Терстех вынул белоснежный платок, вытер им нос, углы рта, бороду.
— Потому что у меня есть обязательства перед тобой и перед твоей семьей. Ты должен знать правду. У тебя есть еще время, чтобы спасти себя, Винсент, если ты поторопишься. Ты не родился художником, тебе надо искать другое место в жизни. Насчет художников я никогда не ошибался.
— Я знаю, — сказал Винсент.
— Главная беда в том, что ты начал слишком поздно. Если бы ты взялся рисовать мальчишкой, может быть, теперь ты чего-нибудь и достиг бы. Но тебе тридцать, Винсент, пора бы уже добиться успеха. В твои годы я был уже человеком. А как ты можешь рассчитывать на успех, если у тебя нет таланта? Хуже этого, — как можешь ты оправдать себя в своих глазах за то, что принимаешь милостыню от Тео?
— Мауве однажды сказал мне: «Винсент, когда ты рисуешь, ты истинный живописец».
— Мауве твой кузен: он просто щадит тебя. Я друг тебе и, поверь, отношусь к тебе лучше, чем Мауве. Брось свое рисование, пока не поздно, пока ты не понял, что жизнь прошла попусту. Когда-нибудь, когда ты поймешь, где твое место в жизни, и добьешься успеха, ты придешь ко мне и скажешь спасибо.
— Минхер Терстех, у меня нет ни сантима на хлеб вот уже пять дней. Но я не попросил бы у вас денег, если бы речь шла только обо мне. У меня есть натурщица, бедная, больная женщина. Я задолжал ей. Она страшно нуждается. Прошу вас, одолжите мне десять гульденов, пока я не получу денег от Тео. Я верну их вам.
Терстех встал и поглядел в окно: на озере — единственном, которое уцелело от дворцовых водоемов, — плавали лебеди. Он не мог понять, почему Винсенту вздумалось поселиться в Гааге, когда его дядья владеют художественными магазинами в Амстердаме, Роттердаме, Брюсселе и Париже.
— Ты полагаешь, что я сделаю доброе дело, если дам тебе десять гульденов, — не поворачивая головы и не разнимая стиснутых за спиной рук, сказал Терстех. — Но мне кажется, что я сделаю еще более доброе дело, отказав тебе.
Винсент знал, как достала Син денег на картошку и бобы. Он не мог допустить, чтобы она и дальше кормила его.
— Минхер Терстех, вы, конечно, правы. Я не художник, у меня нет таланта. Давать мне деньги было бы с вашей стороны неразумно. Я должен сам начать зарабатывать и найти свое место в жизни. Но во имя нашей старой дружбы я прошу вас одолжить мне десять гульденов.
Терстех вынул из кармана сюртука бумажник, отыскал в нем ассигнацию в десять гульденов и протянул ее Винсенту, не проронив ни слова.

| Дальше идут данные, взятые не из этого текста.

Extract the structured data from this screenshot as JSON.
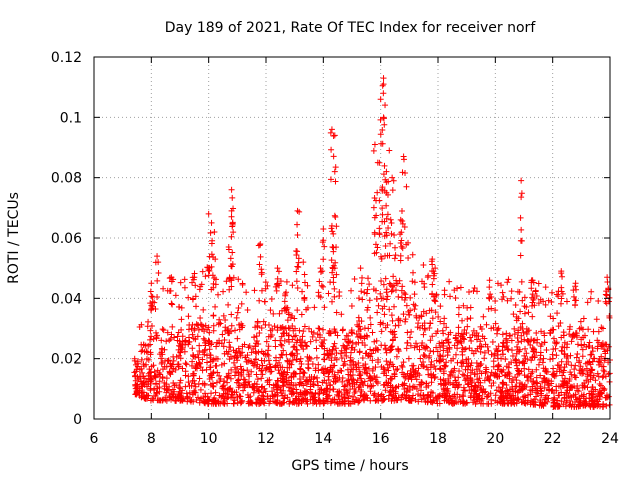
{
  "chart_data": {
    "type": "scatter",
    "title": "Day 189 of 2021, Rate Of TEC Index for receiver norf",
    "xlabel": "GPS time / hours",
    "ylabel": "ROTI / TECUs",
    "xlim": [
      6,
      24
    ],
    "ylim": [
      0,
      0.12
    ],
    "xticks": [
      6,
      8,
      10,
      12,
      14,
      16,
      18,
      20,
      22,
      24
    ],
    "yticks": [
      0,
      0.02,
      0.04,
      0.06,
      0.08,
      0.1,
      0.12
    ],
    "xtick_labels": [
      "6",
      "8",
      "10",
      "12",
      "14",
      "16",
      "18",
      "20",
      "22",
      "24"
    ],
    "ytick_labels": [
      "0",
      "0.02",
      "0.04",
      "0.06",
      "0.08",
      "0.1",
      "0.12"
    ],
    "grid": true,
    "marker": "+",
    "color": "#ff0000",
    "series": [
      {
        "name": "ROTI",
        "envelope": {
          "description": "dense band of ROTI samples from ~7.4 h to 24 h",
          "hours": [
            7.4,
            8.0,
            9.0,
            10.0,
            11.0,
            12.0,
            13.0,
            14.0,
            15.0,
            15.5,
            16.0,
            16.5,
            17.0,
            18.0,
            19.0,
            20.0,
            21.0,
            22.0,
            23.0,
            24.0
          ],
          "band_low": [
            0.008,
            0.006,
            0.006,
            0.005,
            0.005,
            0.005,
            0.005,
            0.005,
            0.005,
            0.006,
            0.006,
            0.006,
            0.006,
            0.005,
            0.005,
            0.005,
            0.005,
            0.004,
            0.004,
            0.004
          ],
          "band_high": [
            0.022,
            0.03,
            0.03,
            0.035,
            0.032,
            0.03,
            0.033,
            0.03,
            0.03,
            0.038,
            0.045,
            0.045,
            0.04,
            0.03,
            0.03,
            0.032,
            0.03,
            0.03,
            0.028,
            0.025
          ]
        },
        "spikes": [
          {
            "x": 8.2,
            "y": 0.054
          },
          {
            "x": 8.0,
            "y": 0.045
          },
          {
            "x": 8.7,
            "y": 0.047
          },
          {
            "x": 10.0,
            "y": 0.068
          },
          {
            "x": 10.1,
            "y": 0.065
          },
          {
            "x": 10.2,
            "y": 0.062
          },
          {
            "x": 10.8,
            "y": 0.076
          },
          {
            "x": 10.8,
            "y": 0.069
          },
          {
            "x": 10.7,
            "y": 0.057
          },
          {
            "x": 11.8,
            "y": 0.058
          },
          {
            "x": 12.4,
            "y": 0.05
          },
          {
            "x": 13.1,
            "y": 0.069
          },
          {
            "x": 13.1,
            "y": 0.061
          },
          {
            "x": 13.3,
            "y": 0.052
          },
          {
            "x": 14.3,
            "y": 0.096
          },
          {
            "x": 14.4,
            "y": 0.094
          },
          {
            "x": 14.4,
            "y": 0.082
          },
          {
            "x": 14.3,
            "y": 0.064
          },
          {
            "x": 14.0,
            "y": 0.063
          },
          {
            "x": 13.9,
            "y": 0.05
          },
          {
            "x": 14.4,
            "y": 0.05
          },
          {
            "x": 15.8,
            "y": 0.091
          },
          {
            "x": 15.9,
            "y": 0.085
          },
          {
            "x": 16.1,
            "y": 0.113
          },
          {
            "x": 16.1,
            "y": 0.111
          },
          {
            "x": 16.0,
            "y": 0.106
          },
          {
            "x": 16.1,
            "y": 0.1
          },
          {
            "x": 16.3,
            "y": 0.089
          },
          {
            "x": 16.2,
            "y": 0.082
          },
          {
            "x": 16.4,
            "y": 0.08
          },
          {
            "x": 16.8,
            "y": 0.087
          },
          {
            "x": 16.9,
            "y": 0.077
          },
          {
            "x": 16.7,
            "y": 0.066
          },
          {
            "x": 16.2,
            "y": 0.075
          },
          {
            "x": 17.8,
            "y": 0.053
          },
          {
            "x": 17.9,
            "y": 0.05
          },
          {
            "x": 19.8,
            "y": 0.046
          },
          {
            "x": 20.9,
            "y": 0.079
          },
          {
            "x": 21.3,
            "y": 0.046
          },
          {
            "x": 22.3,
            "y": 0.049
          },
          {
            "x": 22.8,
            "y": 0.045
          },
          {
            "x": 23.9,
            "y": 0.047
          },
          {
            "x": 12.7,
            "y": 0.042
          },
          {
            "x": 15.3,
            "y": 0.05
          },
          {
            "x": 9.5,
            "y": 0.047
          }
        ]
      }
    ]
  }
}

— Благодарю вас, — сказал Винсент. — Вы очень добры.
Проходя по чисто подметенным улицам мимо аккуратных кирпичных домиков, от которых веяло покоем и уютом, он бормотал про себя: «Нельзя постоянно быть со всеми в дружбе, иногда приходится ссориться. Но по крайней мере полгода я ни разу не зайду к Терстеху, ни разу не заговорю с ним, не покажу ему ни одной работы».
Он пошел прямиком к Де Боку, чтобы взглянуть на его полотна, которые пользовались таким успехом у публики и в которых было изящество — то, чего не хватало Винсенту. Де Бок сидел, положив ноги на стул, и читал английский роман.
— Доброе утро! — сказал он. — У меня сплин. Не могу взять карандаша в руки. Берите стул и попробуйте развлечь меня. Сейчас не слишком рано, чтобы закурить сигару? Расскажите что-нибудь интересное.
— Позвольте мне посмотреть еще раз ваши полотна, Де Бок. Мне надо разобраться, почему ваши работы покупают, а мои нет.
— Талант, старина, талант! — усмехнулся Де Бон, лениво вставая с места. — Талант — это божий дар. Либо он у вас есть, либо его нет. Мне трудно сказать, что я за человек, но пишу я чертовски здорово!
Он вытащил дюжину картин, еще на подрамниках, и беспечно Шутил и острил, а Винсент горящими глазами чуть ли не насквозь пронзал эти холсты с их худосочной живописью.
«Мои работы лучше, — говорил он себе. — Мои правдивее, глубже. Плотничьим карандашом я выражаю больше, чем он целой палитрой красок. Он изображает лишь очевидное. И по существу не говорит ничего. Почему же его осыпают похвалами и деньгами, а мне отказывают в черном хлебе и кофе?»